Don't know if that works for windows though.

+1 for restart

+1 to restart

+1 to restart

Seems like a popular issue, I'll reopen

My case is that, I have a migration service which is global. Every time I deploy a change, this service should start and check if there is any migration added and try run it. If it exits without error, those web service will be updated. Either case, the migration service is shutdown until next deployment.

My workaround is to remove the migration service and create it again in every deployment.

I use-case is autodock-cron where I'd like to call ServiceRestart(...) on the docker client (API). The basic idea here is a "service" that is part of a larger "stack" that is periodically restarted on a schedule.

I can describe a specific use-case where the ability to restart without recreating the container is valuable.

My stack contains a postgres container. I needed to enable the pg_stat_statements shared library in order to debug expensive queries in production. However, loading the shared library requires editing a config file and restarting the postgres process. I cannot simply scale the service up and down, or else my edits to the config file will be wiped out.

Now technically, it would be cleaner to simply edit the entrypoint to make the edit to the config file, and update the service. However, that seems like a lot of work to run some debugging commands. I suspect that this type of scenario is not too uncommon.

My story has a sad ending: I issued a docker restart postgres, which stopped the running container. Swarm saw this, and create a new postgres container. Then, docker restart started the old postgres container. Now there were two postgres containers on the same host, accessing the same database volume! This corrupted my database, and I had to restore from backup.

Any news ?

+1

My story has a sad ending: I issued a docker restart postgres, which stopped the running container. Swarm saw this, and create a new postgres container. Then, docker restart started the old postgres container. Now there were two postgres containers on the same host, accessing the same database volume! This corrupted my database, and I had to restore from backup.

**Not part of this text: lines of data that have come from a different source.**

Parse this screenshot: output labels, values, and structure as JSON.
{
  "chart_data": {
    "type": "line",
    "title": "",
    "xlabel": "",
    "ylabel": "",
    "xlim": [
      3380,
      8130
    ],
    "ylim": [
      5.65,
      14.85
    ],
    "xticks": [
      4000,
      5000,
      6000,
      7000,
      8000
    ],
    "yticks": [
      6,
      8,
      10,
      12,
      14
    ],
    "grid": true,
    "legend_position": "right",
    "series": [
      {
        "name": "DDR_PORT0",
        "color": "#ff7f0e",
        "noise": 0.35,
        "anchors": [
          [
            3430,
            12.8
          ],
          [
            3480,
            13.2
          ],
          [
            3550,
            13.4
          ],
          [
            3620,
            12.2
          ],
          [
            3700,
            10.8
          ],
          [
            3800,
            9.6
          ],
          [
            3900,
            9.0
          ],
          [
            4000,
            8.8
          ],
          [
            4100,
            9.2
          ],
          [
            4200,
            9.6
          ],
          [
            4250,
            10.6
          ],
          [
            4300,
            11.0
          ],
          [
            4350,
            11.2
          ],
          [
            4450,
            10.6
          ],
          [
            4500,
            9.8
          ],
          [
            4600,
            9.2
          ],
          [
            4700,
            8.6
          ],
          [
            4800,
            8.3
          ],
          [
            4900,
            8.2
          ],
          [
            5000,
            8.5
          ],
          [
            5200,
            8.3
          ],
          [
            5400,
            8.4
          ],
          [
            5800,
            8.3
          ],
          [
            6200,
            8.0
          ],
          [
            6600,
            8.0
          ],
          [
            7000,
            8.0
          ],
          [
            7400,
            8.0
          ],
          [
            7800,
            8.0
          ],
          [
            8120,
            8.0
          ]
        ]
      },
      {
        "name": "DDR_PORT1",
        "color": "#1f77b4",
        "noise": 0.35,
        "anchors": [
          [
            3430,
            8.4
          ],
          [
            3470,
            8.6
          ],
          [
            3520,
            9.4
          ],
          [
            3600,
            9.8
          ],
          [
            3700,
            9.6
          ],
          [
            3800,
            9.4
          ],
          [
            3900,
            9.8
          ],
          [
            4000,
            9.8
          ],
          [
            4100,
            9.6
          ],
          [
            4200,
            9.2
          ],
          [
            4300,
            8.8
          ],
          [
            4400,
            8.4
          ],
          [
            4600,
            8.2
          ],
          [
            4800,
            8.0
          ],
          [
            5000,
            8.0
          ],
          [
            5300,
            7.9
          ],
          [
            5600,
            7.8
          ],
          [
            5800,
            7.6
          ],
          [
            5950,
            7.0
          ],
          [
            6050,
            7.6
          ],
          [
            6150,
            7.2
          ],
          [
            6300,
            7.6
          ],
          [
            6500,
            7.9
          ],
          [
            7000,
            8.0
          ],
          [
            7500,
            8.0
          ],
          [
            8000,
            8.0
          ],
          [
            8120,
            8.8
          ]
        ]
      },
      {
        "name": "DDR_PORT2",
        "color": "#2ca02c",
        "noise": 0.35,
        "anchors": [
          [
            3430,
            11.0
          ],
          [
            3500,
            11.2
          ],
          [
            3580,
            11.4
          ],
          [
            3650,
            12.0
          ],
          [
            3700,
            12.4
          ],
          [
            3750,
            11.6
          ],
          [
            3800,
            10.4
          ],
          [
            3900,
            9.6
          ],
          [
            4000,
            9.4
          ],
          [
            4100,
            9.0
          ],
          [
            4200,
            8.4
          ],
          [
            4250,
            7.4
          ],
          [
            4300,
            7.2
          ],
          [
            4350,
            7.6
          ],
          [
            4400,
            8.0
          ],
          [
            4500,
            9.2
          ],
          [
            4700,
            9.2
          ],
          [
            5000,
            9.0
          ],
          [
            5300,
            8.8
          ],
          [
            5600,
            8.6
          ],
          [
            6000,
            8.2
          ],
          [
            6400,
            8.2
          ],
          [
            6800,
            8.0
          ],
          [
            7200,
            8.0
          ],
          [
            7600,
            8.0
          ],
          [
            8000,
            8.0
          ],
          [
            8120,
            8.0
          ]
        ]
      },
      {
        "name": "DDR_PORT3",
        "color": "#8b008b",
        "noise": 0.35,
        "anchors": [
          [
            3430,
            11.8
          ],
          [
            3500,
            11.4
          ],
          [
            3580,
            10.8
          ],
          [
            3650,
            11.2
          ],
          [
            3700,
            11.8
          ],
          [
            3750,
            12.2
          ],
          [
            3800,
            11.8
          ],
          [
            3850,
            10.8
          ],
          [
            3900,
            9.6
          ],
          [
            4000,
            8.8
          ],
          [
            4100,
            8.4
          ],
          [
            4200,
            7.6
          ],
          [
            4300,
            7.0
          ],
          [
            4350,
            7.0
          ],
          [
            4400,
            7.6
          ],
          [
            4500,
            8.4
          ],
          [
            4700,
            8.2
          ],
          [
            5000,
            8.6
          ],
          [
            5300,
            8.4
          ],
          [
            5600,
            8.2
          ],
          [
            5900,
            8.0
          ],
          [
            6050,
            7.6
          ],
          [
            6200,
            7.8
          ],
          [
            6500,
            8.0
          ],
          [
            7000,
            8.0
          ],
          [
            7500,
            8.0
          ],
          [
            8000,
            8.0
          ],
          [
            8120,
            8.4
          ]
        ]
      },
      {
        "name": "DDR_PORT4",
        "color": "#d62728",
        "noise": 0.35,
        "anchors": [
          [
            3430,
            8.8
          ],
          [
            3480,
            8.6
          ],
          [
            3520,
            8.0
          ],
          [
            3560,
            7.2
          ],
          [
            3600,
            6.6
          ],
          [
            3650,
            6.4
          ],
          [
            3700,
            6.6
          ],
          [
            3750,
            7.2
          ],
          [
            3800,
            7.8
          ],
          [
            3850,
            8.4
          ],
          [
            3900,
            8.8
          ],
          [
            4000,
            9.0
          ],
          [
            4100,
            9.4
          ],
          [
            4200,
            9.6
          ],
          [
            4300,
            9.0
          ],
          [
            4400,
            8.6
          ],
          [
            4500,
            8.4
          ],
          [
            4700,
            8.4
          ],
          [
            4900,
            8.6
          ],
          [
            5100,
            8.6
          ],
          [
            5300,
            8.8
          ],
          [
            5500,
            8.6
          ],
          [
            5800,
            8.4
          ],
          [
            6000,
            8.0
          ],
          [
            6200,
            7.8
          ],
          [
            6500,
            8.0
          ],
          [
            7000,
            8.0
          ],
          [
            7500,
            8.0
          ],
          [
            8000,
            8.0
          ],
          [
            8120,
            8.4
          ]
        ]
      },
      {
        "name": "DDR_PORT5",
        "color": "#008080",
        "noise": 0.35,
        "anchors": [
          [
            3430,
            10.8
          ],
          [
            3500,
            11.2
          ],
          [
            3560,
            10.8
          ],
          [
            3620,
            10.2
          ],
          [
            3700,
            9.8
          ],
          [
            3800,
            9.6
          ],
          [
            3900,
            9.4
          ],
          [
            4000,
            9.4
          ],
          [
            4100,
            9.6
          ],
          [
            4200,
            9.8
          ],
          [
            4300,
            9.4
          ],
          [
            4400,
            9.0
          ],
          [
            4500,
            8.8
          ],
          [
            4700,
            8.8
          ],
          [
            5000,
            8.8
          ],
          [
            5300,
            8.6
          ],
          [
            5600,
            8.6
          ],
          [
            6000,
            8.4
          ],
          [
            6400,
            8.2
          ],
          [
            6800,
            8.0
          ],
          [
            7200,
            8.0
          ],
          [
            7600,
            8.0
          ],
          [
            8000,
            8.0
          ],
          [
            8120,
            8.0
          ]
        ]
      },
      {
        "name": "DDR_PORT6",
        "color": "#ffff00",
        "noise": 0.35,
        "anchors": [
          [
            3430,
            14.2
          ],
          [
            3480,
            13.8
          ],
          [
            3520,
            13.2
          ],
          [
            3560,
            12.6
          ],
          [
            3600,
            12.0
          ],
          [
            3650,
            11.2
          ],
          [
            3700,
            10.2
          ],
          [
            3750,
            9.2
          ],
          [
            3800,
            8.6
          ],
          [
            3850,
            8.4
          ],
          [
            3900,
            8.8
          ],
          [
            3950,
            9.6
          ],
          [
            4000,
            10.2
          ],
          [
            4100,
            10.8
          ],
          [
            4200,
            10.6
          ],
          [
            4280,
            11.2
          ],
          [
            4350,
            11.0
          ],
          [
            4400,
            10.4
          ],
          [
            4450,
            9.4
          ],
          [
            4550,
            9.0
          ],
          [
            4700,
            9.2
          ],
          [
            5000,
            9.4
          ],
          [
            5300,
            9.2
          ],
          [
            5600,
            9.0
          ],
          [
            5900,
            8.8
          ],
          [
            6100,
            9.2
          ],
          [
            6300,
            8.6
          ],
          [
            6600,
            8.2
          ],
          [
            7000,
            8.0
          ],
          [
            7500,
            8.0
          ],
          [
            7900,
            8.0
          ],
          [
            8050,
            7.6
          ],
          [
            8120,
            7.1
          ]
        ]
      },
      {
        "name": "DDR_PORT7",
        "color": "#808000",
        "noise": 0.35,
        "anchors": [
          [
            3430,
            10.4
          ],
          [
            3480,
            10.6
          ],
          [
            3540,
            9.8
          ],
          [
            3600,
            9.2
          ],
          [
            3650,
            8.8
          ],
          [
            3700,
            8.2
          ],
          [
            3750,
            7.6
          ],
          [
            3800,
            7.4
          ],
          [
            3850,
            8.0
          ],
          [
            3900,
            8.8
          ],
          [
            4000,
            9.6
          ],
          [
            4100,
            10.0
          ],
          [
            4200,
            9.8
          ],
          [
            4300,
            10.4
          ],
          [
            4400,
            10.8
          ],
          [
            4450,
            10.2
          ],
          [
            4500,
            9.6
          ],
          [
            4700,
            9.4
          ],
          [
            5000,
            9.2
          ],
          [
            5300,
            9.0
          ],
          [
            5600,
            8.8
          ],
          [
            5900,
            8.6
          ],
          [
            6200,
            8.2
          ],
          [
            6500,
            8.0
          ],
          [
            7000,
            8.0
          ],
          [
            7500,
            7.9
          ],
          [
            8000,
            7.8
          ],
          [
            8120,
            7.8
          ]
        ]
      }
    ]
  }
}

I had this happen too thinking I could docker restart out from under swarm's nose with no issue — after all swarm is just managing containers right? Ended up with several dozen copies of a container before realizing what was going on 😆

So yea, definitely don't use docker restart in a swarm context.

You can also do following to restart a service

docker service scale SERVICE_NAME=0
docker service scale SERVICE_NAME=1

That sort of defeats the purpose of maintaining service uptime, continuous deployment etc. if you have to take all your services offline temporarily...

AFAIK, docker service update --force only forces an update of the image. I'm not certain that it actually restarts the service, or if it does, it's certainly not restarting it with the new image. In many cases, I have had to manually scale the service to 0 and then back up to >1 in order for the service to restart with the new image.

Preferably the service update should do a rolling upgrade - which is kinda the point in the first place. Failing that, a docker service [stop|start|restart] would be the next best option.

+1

Is there any way to restart all services ?
I ran into a situation where all services has been shut down by accident, it would be nice to have away to avoid starting each one by one.

docker service ls -q | xargs -t -n1 docker service update --force should work to restart all services at once.